Perulu Nobel ödüllü romancı ve liberal siyasetçi (cumhurbaşkanı adayı da olmuştu) Mario Vargas Llosa, Meksika seçimlerine de kayıtsız kalmamış, Obrador kazanırsa Meksika’nın Venezuela’ya benzeyeceğini öne sürmüştür. Göreceğiz. Ancak Obrador’un başarısı küresel düzeyde sol için büyük bir kazanç olacaktır. Bir bakıma Obrador’un yarattığı umut Meksika’nın sınırlarını aşmaktadır.

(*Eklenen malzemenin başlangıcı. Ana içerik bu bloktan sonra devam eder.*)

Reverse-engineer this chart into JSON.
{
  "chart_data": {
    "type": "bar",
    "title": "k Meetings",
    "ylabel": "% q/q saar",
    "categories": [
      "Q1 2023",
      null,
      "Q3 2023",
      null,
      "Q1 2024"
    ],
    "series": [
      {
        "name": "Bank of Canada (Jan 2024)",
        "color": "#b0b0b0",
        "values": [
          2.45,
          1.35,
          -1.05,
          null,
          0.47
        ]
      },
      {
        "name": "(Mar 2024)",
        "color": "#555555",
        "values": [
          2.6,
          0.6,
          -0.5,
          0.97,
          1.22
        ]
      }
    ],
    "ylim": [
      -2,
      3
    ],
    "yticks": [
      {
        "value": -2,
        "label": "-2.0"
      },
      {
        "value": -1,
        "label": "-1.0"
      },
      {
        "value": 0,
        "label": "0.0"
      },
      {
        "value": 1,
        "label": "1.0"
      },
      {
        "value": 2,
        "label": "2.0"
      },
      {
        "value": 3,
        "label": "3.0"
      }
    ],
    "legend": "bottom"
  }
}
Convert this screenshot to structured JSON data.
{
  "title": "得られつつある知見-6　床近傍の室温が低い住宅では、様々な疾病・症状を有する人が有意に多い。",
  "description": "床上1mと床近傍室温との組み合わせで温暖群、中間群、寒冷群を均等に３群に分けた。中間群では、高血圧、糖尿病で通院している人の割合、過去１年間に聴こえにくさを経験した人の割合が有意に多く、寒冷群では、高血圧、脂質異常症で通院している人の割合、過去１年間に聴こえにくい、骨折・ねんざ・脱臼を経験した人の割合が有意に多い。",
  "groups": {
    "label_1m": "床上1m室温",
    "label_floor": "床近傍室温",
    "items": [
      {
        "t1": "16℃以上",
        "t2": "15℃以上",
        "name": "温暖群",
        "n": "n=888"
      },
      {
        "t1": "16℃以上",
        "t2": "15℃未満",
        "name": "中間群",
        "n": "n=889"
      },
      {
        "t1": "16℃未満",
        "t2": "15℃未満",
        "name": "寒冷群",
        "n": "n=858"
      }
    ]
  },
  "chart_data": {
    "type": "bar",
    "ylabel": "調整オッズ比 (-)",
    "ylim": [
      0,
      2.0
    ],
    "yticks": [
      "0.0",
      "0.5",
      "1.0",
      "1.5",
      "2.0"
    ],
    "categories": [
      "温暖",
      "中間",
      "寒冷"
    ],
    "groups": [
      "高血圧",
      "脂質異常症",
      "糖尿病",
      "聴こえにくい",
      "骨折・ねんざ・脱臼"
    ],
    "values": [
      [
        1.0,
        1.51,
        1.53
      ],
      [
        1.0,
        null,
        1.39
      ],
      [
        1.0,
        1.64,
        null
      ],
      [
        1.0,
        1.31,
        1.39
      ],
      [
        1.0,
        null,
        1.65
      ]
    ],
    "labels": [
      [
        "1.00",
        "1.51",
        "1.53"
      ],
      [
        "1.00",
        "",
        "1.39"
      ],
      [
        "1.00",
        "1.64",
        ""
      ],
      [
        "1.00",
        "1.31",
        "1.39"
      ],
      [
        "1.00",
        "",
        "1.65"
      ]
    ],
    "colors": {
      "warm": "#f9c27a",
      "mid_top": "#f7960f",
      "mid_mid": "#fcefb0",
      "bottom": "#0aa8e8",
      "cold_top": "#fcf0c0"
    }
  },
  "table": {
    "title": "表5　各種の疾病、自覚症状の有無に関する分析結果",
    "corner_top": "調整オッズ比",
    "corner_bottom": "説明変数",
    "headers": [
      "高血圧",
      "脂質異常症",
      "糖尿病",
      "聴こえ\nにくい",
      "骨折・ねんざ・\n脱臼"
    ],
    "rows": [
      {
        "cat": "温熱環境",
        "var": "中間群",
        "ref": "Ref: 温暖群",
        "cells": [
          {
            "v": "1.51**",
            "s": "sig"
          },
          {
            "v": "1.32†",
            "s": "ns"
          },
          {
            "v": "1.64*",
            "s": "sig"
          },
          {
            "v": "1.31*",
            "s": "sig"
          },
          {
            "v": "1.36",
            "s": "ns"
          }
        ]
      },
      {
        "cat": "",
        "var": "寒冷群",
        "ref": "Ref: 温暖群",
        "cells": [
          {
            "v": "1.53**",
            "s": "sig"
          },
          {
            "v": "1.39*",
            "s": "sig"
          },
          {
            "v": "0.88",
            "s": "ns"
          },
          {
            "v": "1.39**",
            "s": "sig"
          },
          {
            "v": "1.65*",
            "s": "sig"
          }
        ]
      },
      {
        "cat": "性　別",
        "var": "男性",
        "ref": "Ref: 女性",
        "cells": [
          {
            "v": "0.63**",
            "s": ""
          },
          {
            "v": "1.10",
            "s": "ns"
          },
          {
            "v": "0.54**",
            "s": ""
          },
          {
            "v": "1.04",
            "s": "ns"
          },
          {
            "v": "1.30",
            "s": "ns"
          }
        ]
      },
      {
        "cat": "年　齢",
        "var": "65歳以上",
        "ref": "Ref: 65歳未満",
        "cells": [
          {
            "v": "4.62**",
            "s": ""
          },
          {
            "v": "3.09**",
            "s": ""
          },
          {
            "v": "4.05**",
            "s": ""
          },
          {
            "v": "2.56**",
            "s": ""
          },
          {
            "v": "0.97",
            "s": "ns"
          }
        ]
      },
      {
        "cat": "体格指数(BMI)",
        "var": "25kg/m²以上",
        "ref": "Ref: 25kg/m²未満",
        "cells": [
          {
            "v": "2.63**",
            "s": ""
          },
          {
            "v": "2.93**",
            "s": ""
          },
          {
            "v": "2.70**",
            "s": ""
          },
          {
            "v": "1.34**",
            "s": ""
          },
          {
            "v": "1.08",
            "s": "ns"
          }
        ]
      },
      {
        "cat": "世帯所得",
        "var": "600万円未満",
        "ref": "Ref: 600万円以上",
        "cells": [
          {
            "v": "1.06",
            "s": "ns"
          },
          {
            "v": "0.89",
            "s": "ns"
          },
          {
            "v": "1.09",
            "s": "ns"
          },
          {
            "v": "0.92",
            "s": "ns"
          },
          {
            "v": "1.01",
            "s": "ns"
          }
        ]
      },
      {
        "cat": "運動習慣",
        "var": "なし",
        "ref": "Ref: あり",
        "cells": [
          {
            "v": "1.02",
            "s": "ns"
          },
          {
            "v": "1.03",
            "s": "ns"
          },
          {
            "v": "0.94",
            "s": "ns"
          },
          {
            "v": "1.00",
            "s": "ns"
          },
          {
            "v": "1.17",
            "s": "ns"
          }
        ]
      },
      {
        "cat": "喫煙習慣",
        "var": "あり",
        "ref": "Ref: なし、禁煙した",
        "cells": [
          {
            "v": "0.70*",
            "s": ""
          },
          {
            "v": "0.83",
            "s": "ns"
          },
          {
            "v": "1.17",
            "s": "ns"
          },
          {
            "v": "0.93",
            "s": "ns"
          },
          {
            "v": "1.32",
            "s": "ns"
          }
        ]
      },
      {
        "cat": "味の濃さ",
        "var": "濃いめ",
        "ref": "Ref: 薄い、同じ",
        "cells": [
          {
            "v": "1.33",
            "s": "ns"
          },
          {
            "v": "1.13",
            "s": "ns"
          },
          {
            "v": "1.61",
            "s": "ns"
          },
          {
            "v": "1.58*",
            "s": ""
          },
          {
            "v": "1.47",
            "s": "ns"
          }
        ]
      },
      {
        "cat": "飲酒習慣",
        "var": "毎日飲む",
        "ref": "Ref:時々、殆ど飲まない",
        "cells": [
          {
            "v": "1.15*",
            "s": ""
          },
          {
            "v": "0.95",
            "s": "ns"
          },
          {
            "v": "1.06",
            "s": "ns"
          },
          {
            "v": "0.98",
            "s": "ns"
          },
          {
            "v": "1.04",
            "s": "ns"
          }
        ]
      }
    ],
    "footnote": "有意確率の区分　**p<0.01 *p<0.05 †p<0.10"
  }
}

Obrador’un önünde altı yıl bulunmaktadır. Meksika’da anayasa gereği bir kişi ancak bir kez cumhurbaşkanlığı yapabilir. Bunun nedeni tarihseldir. Ondokuzuncu yüzyıl sonuna doğru cumhurbaşkanı seçilen Porfirio Diaz, ardarda birkaç seçim kazanmış, reformcu olarak ortaya çıkmış iken zamanla seçilmiş bir diktatöre dönüşmüş, koltuğunu bir türlü bırakmamış, sonunda ülkede iç savaş çıkmış, bizim Zapata dolayısıyla bildiğimiz Meksika devrimi oluşmuştur. 1917 anayasasına bir kişinin bir kezden fazla cumhurbaşkanlığı yapamayacağı hükmü konulmuştur. Bu hükmü Meksika’da kimse tartışmaz.
Meksika seçimleriyle ilgili olarak yukarıda çizdiğim tabloya Türkiye ile karşılaştırarak bakıp gerekli dersleri çıkarabilirsiniz.